Results of a Phase I/II Study of Tagraxofusp in Combination with Decitabine for Patients with Myelodysplastic/Myeloproliferative Neoplasms and Higher Risk Myelodysplastic Syndromes

INTRODUCTION: Clinical outcomes of patients with myelodysplastic syndromes (MDS) and chronic myelomonocytic leukemia (CMML) after failure to hypomethylating agent (HMA) therapy remain dismal. Distinct hematopoietic populations which contribute to disease progression after HMA, such as myeloid progenitors, myeloid-derived suppressor cells or plasmacytoid dendritic cells, exhibit cell-surface expression of the IL-3 receptor alpha chain (IL3RA or CD123). Tagraxofusp (TAG), a recombinant fusion protein consisting of human IL-3 conjugated to a truncated diphtheria toxin, has demonstrated preliminary activity in myeloid malignancies. Here, we report the safety and activity of TAG in combination with decitabine in patients with higher-risk MDS and CMML previously treated with HMA.

METHODS: We designed a Phase I/II dose escalation study of TAG in combination with decitabine for patients with higher-risk MDS, defined as MDS with IPSS-R score >3.5 or with TP53 mutation, with >5% bone marrow blasts, and CMML-1/CMML-2 who had no response after 6 cycles of HMA or relapse or progression after any number of cycles of HMA. Four dose levels (DL) of TAG administered days 1-3 were planned: DL1: 5µg/kg/day, DL2: 7µg/kg/day, DL3: 9µg/kg/day, DL4: 12µg/kg/day. Decitabine was administered at 20mg/m²/day on days 1-5. A maximum of 7 cycles of therapy with TAG could be administered. In patients who achieved response to therapy, treatment with decitabine could be continued after cycle 7 until loss of response or disease progression. The primary endpoint was to evaluate the safety, efficacy, and tolerability of the combination. Responses were evaluated by the 2006 IWG criteria.

RESULTS: Nine patients diagnosed with high-risk MDS and CMML were enrolled between August 2022 and July 2024. The median age was 75 years (range 59-83). Five patients had MDS, and four had CMML. Among MDS patients 4 (80%) and 1 (20%) had very high and high risk by IPSS-R, respectively. All MDS patients had very high-risk by Molecular IPSS including 3 (60%) patients with TP53 mutations. Among CMML patients, 1 (20%) had intermediate-1, 3 (60%) had intermediate-2, and 1 (20%) had high risk by CPSS-Mol score. The median number of prior cycles of HMA was 18 (range 6-57). One patient (11%) had received prior allogeneic stem-cell transplantation and 1 (11%) had received prior HMA-venetoclax therapy.

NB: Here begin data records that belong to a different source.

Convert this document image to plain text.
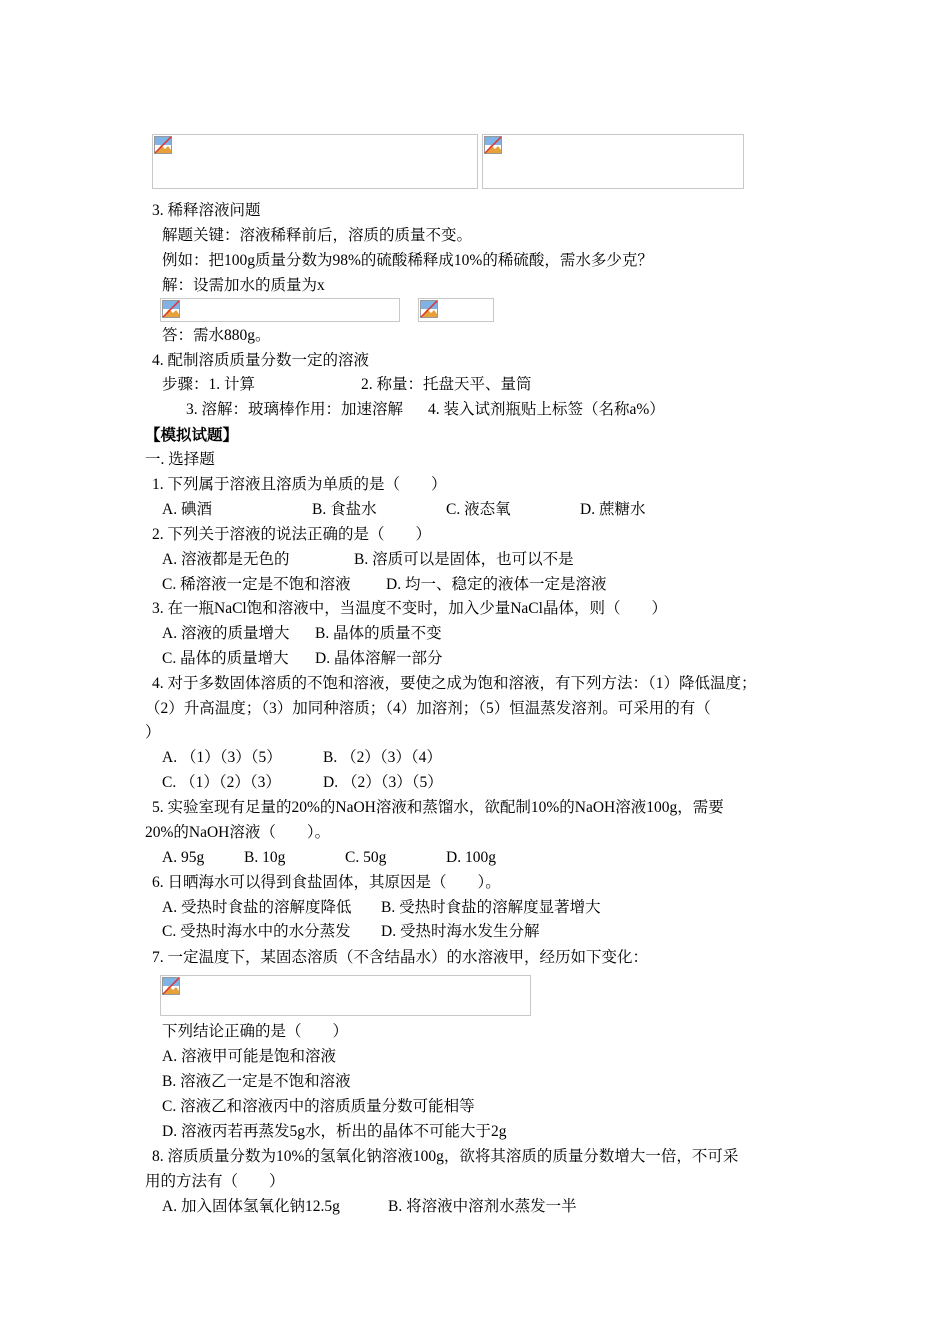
3. 稀释溶液问题
解题关键：溶液稀释前后，溶质的质量不变。
例如：把100g质量分数为98%的硫酸稀释成10%的稀硫酸，需水多少克？
解：设需加水的质量为x
答：需水880g。
4. 配制溶质质量分数一定的溶液
步骤：1. 计算	2. 称量：托盘天平、量筒
3. 溶解：玻璃棒作用：加速溶解 4. 装入试剂瓶贴上标签（名称a%）
【模拟试题】
一. 选择题
1. 下列属于溶液且溶质为单质的是（　　）
A. 碘酒	B. 食盐水	C. 液态氧	D. 蔗糖水
2. 下列关于溶液的说法正确的是（　　）
A. 溶液都是无色的	B. 溶质可以是固体，也可以不是
C. 稀溶液一定是不饱和溶液 D. 均一、稳定的液体一定是溶液
3. 在一瓶NaCl饱和溶液中，当温度不变时，加入少量NaCl晶体，则（　　）
A. 溶液的质量增大 B. 晶体的质量不变
C. 晶体的质量增大 D. 晶体溶解一部分
4. 对于多数固体溶质的不饱和溶液，要使之成为饱和溶液，有下列方法：（1）降低温度；
（2）升高温度；（3）加同种溶质；（4）加溶剂；（5）恒温蒸发溶剂。可采用的有（
）
A. （1）（3）（5）	B. （2）（3）（4）
C. （1）（2）（3）	D. （2）（3）（5）
5. 实验室现有足量的20%的NaOH溶液和蒸馏水，欲配制10%的NaOH溶液100g，需要
20%的NaOH溶液（　　）。
A. 95g	B. 10g	C. 50g	D. 100g
6. 日晒海水可以得到食盐固体，其原因是（　　）。
A. 受热时食盐的溶解度降低 B. 受热时食盐的溶解度显著增大
C. 受热时海水中的水分蒸发 D. 受热时海水发生分解
7. 一定温度下，某固态溶质（不含结晶水）的水溶液甲，经历如下变化：
下列结论正确的是（　　）
A. 溶液甲可能是饱和溶液
B. 溶液乙一定是不饱和溶液
C. 溶液乙和溶液丙中的溶质质量分数可能相等
D. 溶液丙若再蒸发5g水，析出的晶体不可能大于2g
8. 溶质质量分数为10%的氢氧化钠溶液100g，欲将其溶质的质量分数增大一倍，不可采
用的方法有（　　）
A. 加入固体氢氧化钠12.5g	B. 将溶液中溶剂水蒸发一半
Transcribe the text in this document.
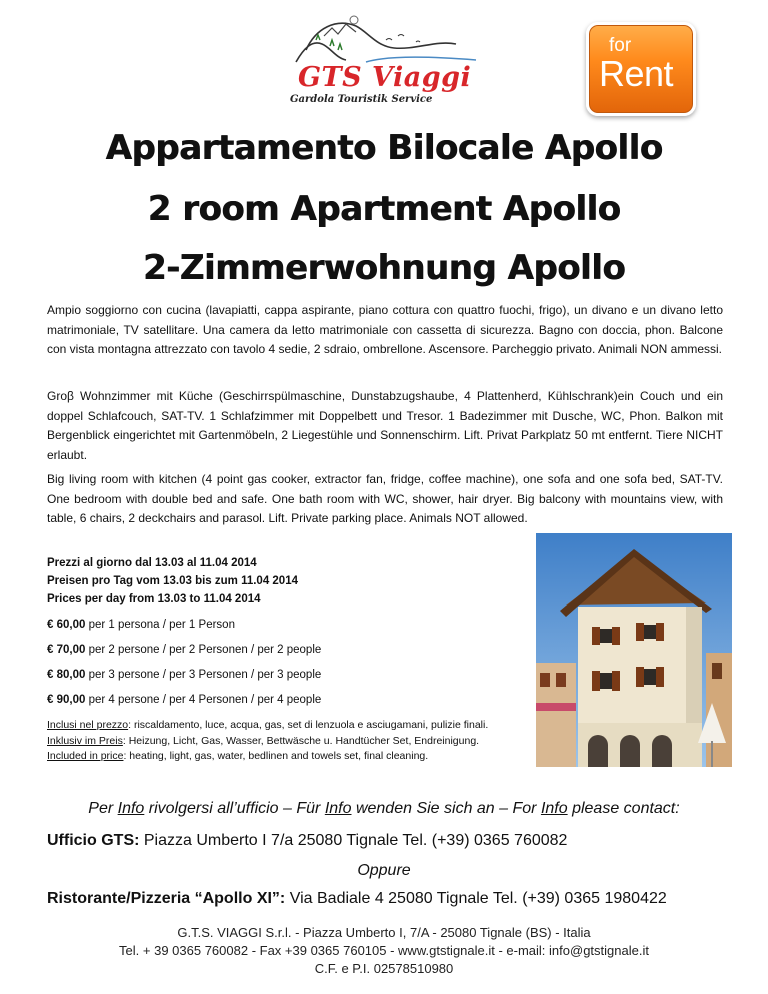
GTS Viaggi
Gardola Touristik Service
for
Rent
Appartamento Bilocale Apollo
2 room Apartment Apollo
2-Zimmerwohnung Apollo
Ampio soggiorno con cucina (lavapiatti, cappa aspirante, piano cottura con quattro fuochi, frigo), un divano e un divano letto matrimoniale, TV satellitare. Una camera da letto matrimoniale con cassetta di sicurezza. Bagno con doccia, phon. Balcone con vista montagna attrezzato con tavolo 4 sedie, 2 sdraio, ombrellone. Ascensore. Parcheggio privato. Animali NON ammessi.
Groβ Wohnzimmer mit Küche (Geschirrspülmaschine, Dunstabzugshaube, 4 Plattenherd, Kühlschrank)ein Couch und ein doppel Schlafcouch, SAT-TV. 1 Schlafzimmer mit Doppelbett und Tresor. 1 Badezimmer mit Dusche, WC, Phon. Balkon mit Bergenblick eingerichtet mit Gartenmöbeln, 2 Liegestühle und Sonnenschirm. Lift. Privat Parkplatz 50 mt entfernt. Tiere NICHT erlaubt.
Big living room with kitchen (4 point gas cooker, extractor fan, fridge, coffee machine), one sofa and one sofa bed, SAT-TV. One bedroom with double bed and safe. One bath room with WC, shower, hair dryer. Big balcony with mountains view, with table, 6 chairs, 2 deckchairs and parasol. Lift. Private parking place. Animals NOT allowed.
Prezzi al giorno dal 13.03 al 11.04 2014
Preisen pro Tag vom 13.03 bis zum 11.04 2014
Prices per day from 13.03 to 11.04 2014
€ 60,00 per 1 persona / per 1 Person
€ 70,00 per 2 persone / per 2 Personen / per 2 people
€ 80,00 per 3 persone / per 3 Personen / per 3 people
€ 90,00 per 4 persone / per 4 Personen / per 4 people
Inclusi nel prezzo: riscaldamento, luce, acqua, gas, set di lenzuola e asciugamani, pulizie finali.
Inklusiv im Preis: Heizung, Licht, Gas, Wasser, Bettwäsche u. Handtücher Set, Endreinigung.
Included in price: heating, light, gas, water, bedlinen and towels set, final cleaning.
Per Info rivolgersi all’ufficio – Für Info wenden Sie sich an – For Info please contact:
Ufficio GTS: Piazza Umberto I 7/a 25080 Tignale Tel. (+39) 0365 760082
Oppure
Ristorante/Pizzeria “Apollo XI”: Via Badiale 4 25080 Tignale Tel. (+39) 0365 1980422
G.T.S. VIAGGI S.r.l. - Piazza Umberto I, 7/A - 25080 Tignale (BS) - Italia
Tel. + 39 0365 760082 - Fax +39 0365 760105 - www.gtstignale.it - e-mail: info@gtstignale.it
C.F. e P.I. 02578510980
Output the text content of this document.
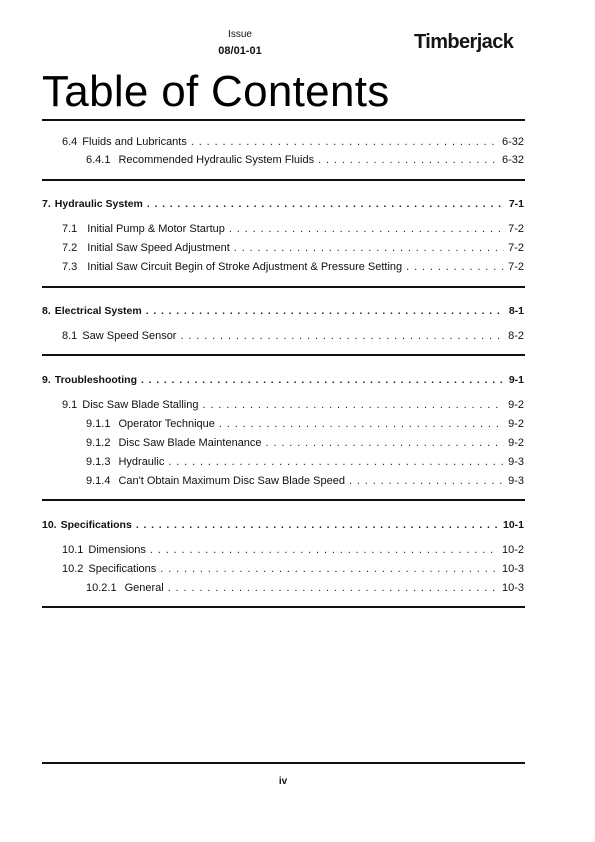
Issue
08/01-01	Timberjack
Table of Contents
6.4 Fluids and Lubricants . . .	6-32
6.4.1 Recommended Hydraulic System Fluids . . .	6-32
7. Hydraulic System . . .	7-1
7.1 Initial Pump & Motor Startup . . .	7-2
7.2 Initial Saw Speed Adjustment . . .	7-2
7.3 Initial Saw Circuit Begin of Stroke Adjustment & Pressure Setting . . .	7-2
8. Electrical System . . .	8-1
8.1 Saw Speed Sensor . . .	8-2
9. Troubleshooting . . .	9-1
9.1 Disc Saw Blade Stalling . . .	9-2
9.1.1 Operator Technique . . .	9-2
9.1.2 Disc Saw Blade Maintenance . . .	9-2
9.1.3 Hydraulic . . .	9-3
9.1.4 Can't Obtain Maximum Disc Saw Blade Speed . . .	9-3
10. Specifications . . .	10-1
10.1 Dimensions . . .	10-2
10.2 Specifications . . .	10-3
10.2.1 General . . .	10-3
iv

Six patients (67%) were treated at DL1 and 3 (33%) at DL 2. Dose reduction of decitabine was required in 1 (11%) patient treated at DL1. The most common grade 1-2 treatment emergent adverse effects (TEAEs) included fluid retention, diarrhea, constipation and cough all in 3 (33%) patients. Febrile neutropenia, atrial fibrillation and pneumonia were each observed in 1 patient (11%). Notably, grade 3 capillary leak syndrome with concurrent cytokine release syndrome was observed in 2 patients (22%): 1 with myeloproliferative CMML (DL1), and 1 in a patient with high risk MDS (DL2). Both events occurred in patients >75 years of age during cycle 1 of therapy and reverted to baseline (< grade 1) with appropriate management including steroids, albumin and furosemide. One patient received a single dose of tocilizumab. The median number of days to cycle 2 was 34 (range 31-70). The median number of administered cycles was 1 (range 1-6). The median number of cycles to best response was 2 (range 1-3). At the time of analysis, 7 patients are evaluable for response (78%). Three patients (43% of evaluable, 33% overall) achieved response to therapy including CR in 2 (29%) patients with CMML treated at DL1 and mCR in 1 (14%) patient with MDS treated at DL2.

The median follow-up was 5.3 months (range 0-22, 95% CI 2.1-8.6 months). The median OS was 8.4 months (95% CI 5.4-11.4 months) with no differences in survival between MDS or CMML patients (8.4 vs 6.6 months, p=0.757). The median EFS in the entire population was 4.1 months (95% CI 0.5-7.7 months) and there were no significant differences in EFS between MDS and CMML patients (2.7 vs 4.1 months, p=0.472).

CONCLUSIONS: Initial results of this phase I/II study suggest that the combination of TAG with decitabine has early signs of clinical activity in both MDS and CMML. Although TAG at low doses is associated with acceptable safety profile with no new safety signals, CLS and CRS can be observed in older patients. Further follow up and enrollment is ongoing in younger (<75 years of age) patients to confirm the long-term efficacy and safety of this combination.